Introdução: A histerectomia, que é a retirada cirúrgica do útero, é um dos procedimentos mais comuns entre mulheres no mundo. No entanto, nas últimas décadas, tem aumentado o número de mulheres que desejam manter o órgão. Nesse contexto, é essencial avaliar o valor que o útero representa para cada mulher. Um questionário autoaplicável e de fácil compreensão pode ajudar os médicos na tomada de decisão e fornecer insights sobre os motivos que levam as mulheres a preferirem manter o útero.
Objetivos: Traduzir e validar culturalmente o questionário “The Value of Uterus - VALUS” para o português brasileiro.
Sujeitos e métodos: Este foi um estudo transversal realizado com 164 mulheres com sangramento uterino anormal devido a mioma uterino ou pólipo endometrial, encaminhadas para avaliação cirúrgica em ambulatório terciário. As participantes que concordaram em participar responderam a um questionário sobre a importância do útero e os impactos de sua retirada. Mulheres com transtornos comportamentais não tratados, com dificuldades cognitivas ou sem escolaridade foram excluídas. O questionário foi traduzido por uma tradutora juramentada e revisado por três ginecologistas. Após a tradução, foi realizada uma testagem piloto com 10 mulheres para esclarecer dúvidas. As variáveis psicométricas analisadas foram consistência interna, validade de construto e confiabilidade teste-reteste. O UFSQOL foi utilizado para validação de construto, com o coeficiente de correlação de Spearman calculado. As variáveis contínuas foram descritas por média e desvio-padrão ou mediana/intervalo, e as variáveis binomiais analisadas por teste qui-quadrado. A consistência interna do VALUS foi avaliada pelo alfa de Cronbach, e os dados foram analisados no programa Intercooled Stata 16.0.
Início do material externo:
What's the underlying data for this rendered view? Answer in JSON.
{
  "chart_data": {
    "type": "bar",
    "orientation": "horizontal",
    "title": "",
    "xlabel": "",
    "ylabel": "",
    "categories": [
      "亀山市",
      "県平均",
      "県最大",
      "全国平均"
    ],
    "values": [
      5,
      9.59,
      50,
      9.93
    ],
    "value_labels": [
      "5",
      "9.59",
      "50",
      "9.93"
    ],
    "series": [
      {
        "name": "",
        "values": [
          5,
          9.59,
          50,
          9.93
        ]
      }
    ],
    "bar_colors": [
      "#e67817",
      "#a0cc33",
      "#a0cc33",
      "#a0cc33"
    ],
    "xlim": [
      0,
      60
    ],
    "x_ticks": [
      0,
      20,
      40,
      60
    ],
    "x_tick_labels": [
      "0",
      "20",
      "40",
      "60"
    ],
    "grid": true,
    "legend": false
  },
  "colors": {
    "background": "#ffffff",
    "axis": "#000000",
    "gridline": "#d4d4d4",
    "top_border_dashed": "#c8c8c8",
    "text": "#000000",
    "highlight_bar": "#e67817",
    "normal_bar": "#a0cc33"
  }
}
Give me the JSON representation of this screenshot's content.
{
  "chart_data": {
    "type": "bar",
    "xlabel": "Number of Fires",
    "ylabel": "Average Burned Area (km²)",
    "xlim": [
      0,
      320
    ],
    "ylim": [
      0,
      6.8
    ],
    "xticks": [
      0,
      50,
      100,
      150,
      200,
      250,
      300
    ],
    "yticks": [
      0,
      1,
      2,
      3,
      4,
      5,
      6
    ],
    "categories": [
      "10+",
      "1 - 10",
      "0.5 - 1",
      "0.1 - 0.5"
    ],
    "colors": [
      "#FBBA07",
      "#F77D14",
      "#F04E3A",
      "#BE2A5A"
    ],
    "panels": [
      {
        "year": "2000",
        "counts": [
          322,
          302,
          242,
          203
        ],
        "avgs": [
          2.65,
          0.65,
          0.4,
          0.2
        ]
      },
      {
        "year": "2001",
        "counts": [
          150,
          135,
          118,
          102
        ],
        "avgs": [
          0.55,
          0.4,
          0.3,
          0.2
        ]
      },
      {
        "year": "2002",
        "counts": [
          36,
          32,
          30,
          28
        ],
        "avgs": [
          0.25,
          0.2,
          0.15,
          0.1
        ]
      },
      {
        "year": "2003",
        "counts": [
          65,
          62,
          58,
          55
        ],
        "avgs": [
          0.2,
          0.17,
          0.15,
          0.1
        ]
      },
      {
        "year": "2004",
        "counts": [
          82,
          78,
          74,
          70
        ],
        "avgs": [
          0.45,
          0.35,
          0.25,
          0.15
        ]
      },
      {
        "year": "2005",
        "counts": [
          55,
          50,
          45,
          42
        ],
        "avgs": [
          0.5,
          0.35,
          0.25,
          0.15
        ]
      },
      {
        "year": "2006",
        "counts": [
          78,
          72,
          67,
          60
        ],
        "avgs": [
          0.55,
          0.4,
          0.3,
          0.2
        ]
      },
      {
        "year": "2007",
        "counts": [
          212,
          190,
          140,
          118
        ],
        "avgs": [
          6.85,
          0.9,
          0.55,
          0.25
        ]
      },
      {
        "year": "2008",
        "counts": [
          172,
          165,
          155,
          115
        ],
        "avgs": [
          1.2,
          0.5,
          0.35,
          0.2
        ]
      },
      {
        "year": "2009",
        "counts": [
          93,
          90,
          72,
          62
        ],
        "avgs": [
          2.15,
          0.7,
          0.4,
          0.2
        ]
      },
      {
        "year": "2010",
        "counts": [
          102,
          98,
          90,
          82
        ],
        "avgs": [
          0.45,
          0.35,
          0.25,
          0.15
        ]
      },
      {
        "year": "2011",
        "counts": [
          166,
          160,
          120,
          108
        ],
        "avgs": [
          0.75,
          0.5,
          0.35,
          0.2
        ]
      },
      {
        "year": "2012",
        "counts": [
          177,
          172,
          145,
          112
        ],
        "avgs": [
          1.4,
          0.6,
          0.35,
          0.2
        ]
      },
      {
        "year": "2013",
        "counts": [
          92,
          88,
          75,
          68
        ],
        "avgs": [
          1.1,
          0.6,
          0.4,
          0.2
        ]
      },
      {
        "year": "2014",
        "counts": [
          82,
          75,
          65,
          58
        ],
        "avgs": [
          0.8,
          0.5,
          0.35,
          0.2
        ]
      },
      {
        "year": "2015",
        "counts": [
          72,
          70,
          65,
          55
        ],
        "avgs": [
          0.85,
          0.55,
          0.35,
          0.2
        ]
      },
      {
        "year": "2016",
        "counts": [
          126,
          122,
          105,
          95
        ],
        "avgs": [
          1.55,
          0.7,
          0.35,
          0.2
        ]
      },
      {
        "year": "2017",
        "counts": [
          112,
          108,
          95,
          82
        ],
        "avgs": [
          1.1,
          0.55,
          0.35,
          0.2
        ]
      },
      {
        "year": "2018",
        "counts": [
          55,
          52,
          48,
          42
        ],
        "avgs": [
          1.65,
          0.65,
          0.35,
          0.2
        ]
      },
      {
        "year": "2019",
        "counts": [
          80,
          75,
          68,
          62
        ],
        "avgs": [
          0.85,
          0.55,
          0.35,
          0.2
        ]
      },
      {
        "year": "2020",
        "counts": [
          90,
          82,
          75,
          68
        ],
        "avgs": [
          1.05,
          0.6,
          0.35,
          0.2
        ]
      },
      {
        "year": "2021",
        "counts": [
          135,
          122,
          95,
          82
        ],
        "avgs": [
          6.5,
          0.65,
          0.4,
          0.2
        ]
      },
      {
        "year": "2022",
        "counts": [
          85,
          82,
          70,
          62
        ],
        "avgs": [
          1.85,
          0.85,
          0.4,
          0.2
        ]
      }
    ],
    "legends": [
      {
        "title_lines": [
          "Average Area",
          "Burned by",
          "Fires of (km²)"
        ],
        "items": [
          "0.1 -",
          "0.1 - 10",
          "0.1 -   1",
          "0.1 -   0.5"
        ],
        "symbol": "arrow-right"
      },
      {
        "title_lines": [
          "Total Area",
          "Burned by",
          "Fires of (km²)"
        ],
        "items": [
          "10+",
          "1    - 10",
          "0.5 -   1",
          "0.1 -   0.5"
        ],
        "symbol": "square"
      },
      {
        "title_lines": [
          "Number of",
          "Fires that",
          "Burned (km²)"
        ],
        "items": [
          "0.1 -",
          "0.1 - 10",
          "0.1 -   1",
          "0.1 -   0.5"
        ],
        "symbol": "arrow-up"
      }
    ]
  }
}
Resultados: Dentre as 164 mulheres, 96 iriam realizar histerectomia e 68 procedimentos não-histerectomia. A idade média foi de 43 anos (DP ±6,77), com uma diferença de 9 anos a mais no grupo da histerectomia (p<0,001). Mulheres deste grupo também apresentaram mais anos de estudo (p=0,042), maior número de gestações (p=0,008) e histórico mais frequente de cirurgia abdominal/pélvica (p=0,012). A maioria se considerava não branca (59,14 ). Não houve diferença estatística entre os grupos em relação ao índice de massa corporal, comorbidades prévias e atividade sexual. O escore médio do questionário VALUS foi maior no grupo não-histerectomia (15,78±6,40 vs. 13,76±6,49; p=0,036). A consistência interna (alfa de Cronbach) foi superior a 75 para todo o grupo, sendo maior no grupo não-histerectomia (0,87 vs. 0,80). Em mulheres com mioma (n=139), observou-se uma correlação negativa entre o escore de qualidade de vida do UFSQOL e o escore total do VALUS (r=-0,21; p<0,01).
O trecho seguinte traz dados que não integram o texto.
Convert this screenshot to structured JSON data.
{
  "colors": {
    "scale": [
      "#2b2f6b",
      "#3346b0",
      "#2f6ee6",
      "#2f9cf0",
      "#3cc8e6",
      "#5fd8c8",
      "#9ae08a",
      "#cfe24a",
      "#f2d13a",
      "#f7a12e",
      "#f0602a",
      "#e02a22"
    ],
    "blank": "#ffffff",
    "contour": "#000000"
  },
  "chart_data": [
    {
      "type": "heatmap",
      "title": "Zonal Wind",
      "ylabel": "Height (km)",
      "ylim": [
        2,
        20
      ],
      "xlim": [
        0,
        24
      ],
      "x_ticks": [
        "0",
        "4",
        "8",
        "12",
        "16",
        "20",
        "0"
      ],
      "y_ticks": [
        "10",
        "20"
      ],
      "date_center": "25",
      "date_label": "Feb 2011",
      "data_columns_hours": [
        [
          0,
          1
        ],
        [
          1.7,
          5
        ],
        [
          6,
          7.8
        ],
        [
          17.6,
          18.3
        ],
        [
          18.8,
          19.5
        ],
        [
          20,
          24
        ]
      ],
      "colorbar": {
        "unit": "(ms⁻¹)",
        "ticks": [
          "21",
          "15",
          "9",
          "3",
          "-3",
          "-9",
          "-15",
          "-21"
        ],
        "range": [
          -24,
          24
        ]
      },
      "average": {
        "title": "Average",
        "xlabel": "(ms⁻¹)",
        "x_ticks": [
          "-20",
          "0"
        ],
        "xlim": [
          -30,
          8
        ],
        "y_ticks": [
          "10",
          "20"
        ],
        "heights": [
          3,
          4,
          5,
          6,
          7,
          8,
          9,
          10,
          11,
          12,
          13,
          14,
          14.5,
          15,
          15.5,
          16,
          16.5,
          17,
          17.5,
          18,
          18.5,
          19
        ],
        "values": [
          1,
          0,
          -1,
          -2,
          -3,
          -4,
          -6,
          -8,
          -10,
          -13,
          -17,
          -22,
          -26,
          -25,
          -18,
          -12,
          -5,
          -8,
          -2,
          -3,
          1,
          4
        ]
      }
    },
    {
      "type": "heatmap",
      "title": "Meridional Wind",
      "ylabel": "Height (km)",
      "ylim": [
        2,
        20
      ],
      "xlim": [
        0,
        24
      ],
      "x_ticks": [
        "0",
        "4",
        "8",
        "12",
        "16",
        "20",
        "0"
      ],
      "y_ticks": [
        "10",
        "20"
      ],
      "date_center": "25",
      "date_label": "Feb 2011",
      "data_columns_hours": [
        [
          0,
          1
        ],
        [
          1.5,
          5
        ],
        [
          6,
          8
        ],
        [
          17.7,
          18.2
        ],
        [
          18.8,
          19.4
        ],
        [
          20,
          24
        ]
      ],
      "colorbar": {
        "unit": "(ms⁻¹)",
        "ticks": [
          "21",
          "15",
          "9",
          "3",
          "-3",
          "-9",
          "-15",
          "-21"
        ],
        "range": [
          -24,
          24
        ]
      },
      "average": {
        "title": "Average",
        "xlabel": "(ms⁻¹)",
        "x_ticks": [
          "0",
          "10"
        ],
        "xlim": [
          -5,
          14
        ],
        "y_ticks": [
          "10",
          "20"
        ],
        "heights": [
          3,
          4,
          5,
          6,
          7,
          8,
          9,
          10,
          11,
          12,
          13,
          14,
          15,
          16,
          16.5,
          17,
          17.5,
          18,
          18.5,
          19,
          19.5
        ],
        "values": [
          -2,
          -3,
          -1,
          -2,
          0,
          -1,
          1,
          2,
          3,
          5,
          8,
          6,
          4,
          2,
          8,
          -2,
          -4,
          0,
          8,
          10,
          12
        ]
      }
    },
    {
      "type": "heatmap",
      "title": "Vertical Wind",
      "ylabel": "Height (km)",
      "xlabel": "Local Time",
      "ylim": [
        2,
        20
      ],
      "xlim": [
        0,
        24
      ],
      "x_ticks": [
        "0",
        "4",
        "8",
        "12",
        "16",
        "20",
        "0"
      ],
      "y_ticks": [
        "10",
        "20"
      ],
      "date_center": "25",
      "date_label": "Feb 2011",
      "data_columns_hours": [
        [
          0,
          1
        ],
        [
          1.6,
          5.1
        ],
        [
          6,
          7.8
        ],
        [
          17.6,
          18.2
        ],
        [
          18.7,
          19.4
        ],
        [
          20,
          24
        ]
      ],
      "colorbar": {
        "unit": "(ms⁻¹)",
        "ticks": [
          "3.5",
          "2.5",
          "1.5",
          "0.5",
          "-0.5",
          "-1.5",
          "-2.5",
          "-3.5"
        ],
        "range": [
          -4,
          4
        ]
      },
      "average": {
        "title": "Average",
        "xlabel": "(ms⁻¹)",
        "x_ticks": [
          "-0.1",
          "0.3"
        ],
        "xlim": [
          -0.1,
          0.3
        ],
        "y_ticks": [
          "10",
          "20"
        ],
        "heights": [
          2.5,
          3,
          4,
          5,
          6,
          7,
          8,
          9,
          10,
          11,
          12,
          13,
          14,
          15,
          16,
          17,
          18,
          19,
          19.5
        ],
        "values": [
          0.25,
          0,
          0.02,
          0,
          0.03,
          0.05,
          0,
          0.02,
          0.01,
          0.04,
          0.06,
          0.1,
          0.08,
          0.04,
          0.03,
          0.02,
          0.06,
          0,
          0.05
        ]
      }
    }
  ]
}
Conclusão: O escore do VALUS apresentou diferença estatisticamente significativa entre mulheres que realizarão histerectomia e aquelas que não realizarão, indicando que quanto maior o escore, maior o desejo de manter o útero. A consistência interna do VALUS foi alta no grupo de mulheres brasileiras, independentemente do tipo de procedimento.